By: Sheila Gaudet
For some strange reason, my family has a thing for January birthdays. My mother thinks it’s a conspiracy to tap out her gift-giving creativity by having all the birthdays so close to Christmas. I promise it is nothing that diabolical.
Nonetheless, in my house, both boys and I have January birthdays. My step-sister, as well as three out of four nieces and nephews on my side of the family, also have birthdays in January. It makes for some tricky planning of celebrations.
My oldest son’s birthday has often fell during the winter holiday break from school which made it harder to get out invitations (who needs more stuff coming home right before the holidays?). This year he turned 15 so we are past the days of sending out invitations. He gets a big family party every year at his paternal grandparents when he’s visiting his dad over Christmas and comes back spoiled rotten with attention. It’s been our tradition the past several years to go out to eat, at his request, at a hibachi steakhouse. This year I made the reservations, invited his girlfriend and prepared to go.
As fate would have it, he came home sick from school that day so our plans were cancelled. Luckily, we had made plans for my brother, nephew and some friends to come visit the following weekend. That gave us a total of five boys between the ages of 8 and 15, my brother, my husband and me! My youngest’s comment, “All right! A man cave!” summed it up.

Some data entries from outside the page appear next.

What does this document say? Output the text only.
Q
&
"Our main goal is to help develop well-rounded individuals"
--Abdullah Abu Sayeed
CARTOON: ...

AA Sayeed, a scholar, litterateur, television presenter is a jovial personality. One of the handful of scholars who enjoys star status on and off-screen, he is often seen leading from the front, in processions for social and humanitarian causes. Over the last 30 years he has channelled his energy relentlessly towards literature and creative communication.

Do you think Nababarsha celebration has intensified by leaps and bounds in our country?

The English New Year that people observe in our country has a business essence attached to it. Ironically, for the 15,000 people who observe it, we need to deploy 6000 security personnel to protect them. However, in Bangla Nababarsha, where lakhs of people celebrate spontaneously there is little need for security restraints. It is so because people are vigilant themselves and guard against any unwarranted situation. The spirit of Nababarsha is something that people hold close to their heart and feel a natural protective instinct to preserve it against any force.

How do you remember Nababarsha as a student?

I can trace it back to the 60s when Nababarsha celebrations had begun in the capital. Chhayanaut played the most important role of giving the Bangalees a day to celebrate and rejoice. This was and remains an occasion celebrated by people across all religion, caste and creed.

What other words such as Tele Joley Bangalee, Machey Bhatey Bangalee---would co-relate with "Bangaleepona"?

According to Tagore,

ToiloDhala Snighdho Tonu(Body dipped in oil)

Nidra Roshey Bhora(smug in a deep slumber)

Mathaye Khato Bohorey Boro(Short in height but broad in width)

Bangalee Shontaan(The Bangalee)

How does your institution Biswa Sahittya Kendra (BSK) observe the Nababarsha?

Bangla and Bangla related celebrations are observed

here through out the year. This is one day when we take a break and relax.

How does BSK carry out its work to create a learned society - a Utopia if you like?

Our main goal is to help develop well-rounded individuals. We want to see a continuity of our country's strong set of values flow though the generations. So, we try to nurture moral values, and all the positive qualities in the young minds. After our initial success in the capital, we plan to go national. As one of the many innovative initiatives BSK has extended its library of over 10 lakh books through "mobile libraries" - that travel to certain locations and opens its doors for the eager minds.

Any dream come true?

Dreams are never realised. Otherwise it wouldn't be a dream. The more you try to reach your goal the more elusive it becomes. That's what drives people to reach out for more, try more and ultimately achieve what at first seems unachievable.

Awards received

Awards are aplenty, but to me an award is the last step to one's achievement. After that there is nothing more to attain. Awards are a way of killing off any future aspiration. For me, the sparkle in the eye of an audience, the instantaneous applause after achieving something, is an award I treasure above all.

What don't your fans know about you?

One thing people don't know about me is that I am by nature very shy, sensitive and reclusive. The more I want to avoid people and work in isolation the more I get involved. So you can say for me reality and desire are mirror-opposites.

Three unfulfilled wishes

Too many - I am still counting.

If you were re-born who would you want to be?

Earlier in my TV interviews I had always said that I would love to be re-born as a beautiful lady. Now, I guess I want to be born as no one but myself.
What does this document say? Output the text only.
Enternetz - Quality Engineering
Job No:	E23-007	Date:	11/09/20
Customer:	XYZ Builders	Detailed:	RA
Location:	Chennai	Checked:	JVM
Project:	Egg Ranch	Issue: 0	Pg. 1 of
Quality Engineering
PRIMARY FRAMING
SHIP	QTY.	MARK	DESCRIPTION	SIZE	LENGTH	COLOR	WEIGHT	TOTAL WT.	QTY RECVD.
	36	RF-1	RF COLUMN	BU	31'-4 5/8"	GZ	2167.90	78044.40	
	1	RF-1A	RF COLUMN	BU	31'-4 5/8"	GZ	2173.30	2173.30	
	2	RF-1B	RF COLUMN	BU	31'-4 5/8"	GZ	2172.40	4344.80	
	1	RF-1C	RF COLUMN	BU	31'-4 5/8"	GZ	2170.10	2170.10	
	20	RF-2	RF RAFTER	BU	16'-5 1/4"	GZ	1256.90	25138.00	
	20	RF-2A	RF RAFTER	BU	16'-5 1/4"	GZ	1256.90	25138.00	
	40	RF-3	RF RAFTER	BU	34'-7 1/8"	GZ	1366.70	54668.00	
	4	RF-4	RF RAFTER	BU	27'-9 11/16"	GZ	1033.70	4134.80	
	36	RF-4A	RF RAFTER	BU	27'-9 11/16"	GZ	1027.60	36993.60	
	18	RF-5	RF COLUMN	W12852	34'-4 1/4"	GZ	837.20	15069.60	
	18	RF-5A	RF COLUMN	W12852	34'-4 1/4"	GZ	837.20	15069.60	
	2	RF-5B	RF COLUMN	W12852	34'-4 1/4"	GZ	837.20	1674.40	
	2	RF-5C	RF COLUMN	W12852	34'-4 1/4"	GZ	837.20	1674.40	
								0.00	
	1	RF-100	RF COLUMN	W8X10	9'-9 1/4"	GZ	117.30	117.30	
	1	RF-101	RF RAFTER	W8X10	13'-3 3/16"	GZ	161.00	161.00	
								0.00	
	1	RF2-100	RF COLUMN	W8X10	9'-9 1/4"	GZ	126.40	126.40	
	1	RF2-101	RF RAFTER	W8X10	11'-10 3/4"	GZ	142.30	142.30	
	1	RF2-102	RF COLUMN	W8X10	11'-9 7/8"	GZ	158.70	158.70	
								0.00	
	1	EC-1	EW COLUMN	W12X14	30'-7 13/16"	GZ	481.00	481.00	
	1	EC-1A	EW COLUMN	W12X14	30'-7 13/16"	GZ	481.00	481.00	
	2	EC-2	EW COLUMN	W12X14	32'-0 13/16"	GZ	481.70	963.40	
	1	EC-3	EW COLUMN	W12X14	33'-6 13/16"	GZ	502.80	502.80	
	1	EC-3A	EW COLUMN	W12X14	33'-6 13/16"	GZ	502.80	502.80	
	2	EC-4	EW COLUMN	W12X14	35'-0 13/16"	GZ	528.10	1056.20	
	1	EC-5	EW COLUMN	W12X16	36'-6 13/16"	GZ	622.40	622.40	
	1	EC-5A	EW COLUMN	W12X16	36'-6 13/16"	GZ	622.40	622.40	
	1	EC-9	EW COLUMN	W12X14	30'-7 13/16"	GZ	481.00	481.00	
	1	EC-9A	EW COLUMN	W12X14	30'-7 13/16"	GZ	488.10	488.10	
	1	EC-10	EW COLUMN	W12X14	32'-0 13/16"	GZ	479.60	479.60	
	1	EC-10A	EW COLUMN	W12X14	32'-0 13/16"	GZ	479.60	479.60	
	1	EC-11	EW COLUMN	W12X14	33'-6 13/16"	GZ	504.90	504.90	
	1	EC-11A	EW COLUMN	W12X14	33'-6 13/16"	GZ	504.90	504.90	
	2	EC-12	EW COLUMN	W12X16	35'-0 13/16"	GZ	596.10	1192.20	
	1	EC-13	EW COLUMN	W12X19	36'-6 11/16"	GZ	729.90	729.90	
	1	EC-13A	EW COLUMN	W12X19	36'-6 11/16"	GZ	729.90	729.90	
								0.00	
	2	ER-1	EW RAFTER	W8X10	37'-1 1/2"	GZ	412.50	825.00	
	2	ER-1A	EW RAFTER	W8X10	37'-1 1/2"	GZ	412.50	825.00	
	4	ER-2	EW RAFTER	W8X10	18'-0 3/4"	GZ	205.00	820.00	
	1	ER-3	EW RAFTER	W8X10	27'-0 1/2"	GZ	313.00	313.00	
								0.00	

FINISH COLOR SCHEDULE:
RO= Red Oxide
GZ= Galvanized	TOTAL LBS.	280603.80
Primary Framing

We were fortunate to be able to get tickets for all of us to attend Frozen Fenway that weekend and my son brought his girlfriend as his birthday present. The weather was very cooperative (I think it was 50 degrees when we arrived) and a good time was had by all.
My youngest son, Andrew, turned 9 this weekend. Andrew has never had a big birthday party with friends, just smaller parties with family. Large groups and lots of activity have always presented challenges to Andrew who is particularly sensitive to loud noises and changes in routine. He’s made great progress though in the last two years so we decided to give it a try. I knew that we would need to have some structured activity as part of the party to keep things moving and everyone engaged. I enlisted his teacher and support staff at his school to help me invite some boys that would provide a “good fit” for the party. We selected bowling, something he’s done and enjoyed a few times, and booked the party. It happened that his father was able to fly into town for a visit as well, so that added to the planning process.
I made the cake myself, with the help of an accessory decorating kit from Michael’s which I think covered the fact that part of the cake was shorter than the other and the frosting didn’t have the consistency I normally can pull off. It tasted fine – I keep telling myself that’s what counts. For “goodie bags,” I used stadium cups and picked up a number of little things for boys. We put in some pencils, little planes, a couple pieces of candy, fake mustaches, Chinese finger traps (only caused one minor mishap), and some glowing bracelets and finger lights since the bowling alley uses black lights. We chose to not include anything that makes noise because of Andrew’s sensitivity and knowing the noise level at the party would be high enough for us all.
Due to conflicts with some invitees sports schedules, we ended up with four boys at the party which was the perfect number. Our intention was to have it be a successful party and therefore didn’t want it to be too big or overwhelming. Andrew’s brother, dad, and step-dad all bowled as well and I couldn’t have asked for a better outing. The boys acted like boys with a little good-natured teasing, celebrating, and horseplay. Pizza was included and we had plenty left over and the kids were impressed by the cake! A few bucks worth of tokens for the video games and the afternoon was complete. The gifts were also exciting to Andrew (and the other boys!) as they were excited to see what was given and received. It was so fun to see them all talking about things I still don’t understand (I look forward to the day when Pokemon disappears from my vocabulary). We truly couldn’t have asked for a better experience. I’ve included some pictures of the party and a video of Andrew’s impromptu dance moves while waiting his turn to bowl.
When your kids are little, planning a birthday celebration is different as you have more control and knowledge about who your child knows and who you invite. As they get older, you have to be able to adjust to their personality, their likes and desires. Each child is different. My older son always wanted as many people as possible at his party and the louder and busier the better! My younger son loved having a smaller group of friends to do something with. Prior to the party, he’d expressed some reservations about trying something new and bigger, but in the end he loved it. Both ways of celebrating are fine! My goal is to make their birthday be about what is meaningful for them. In Andrew’s case, it was also an opportunity to meet some of the friends he’s made at school and their parents, hopefully to lay some groundwork for other play dates. For Anthony, bringing his girlfriend (who is a really nice girl), was a way to acknowledge that, like it or not, he’s growing up.
Now…for my birthday….I’m hoping to ignore it quietly at home!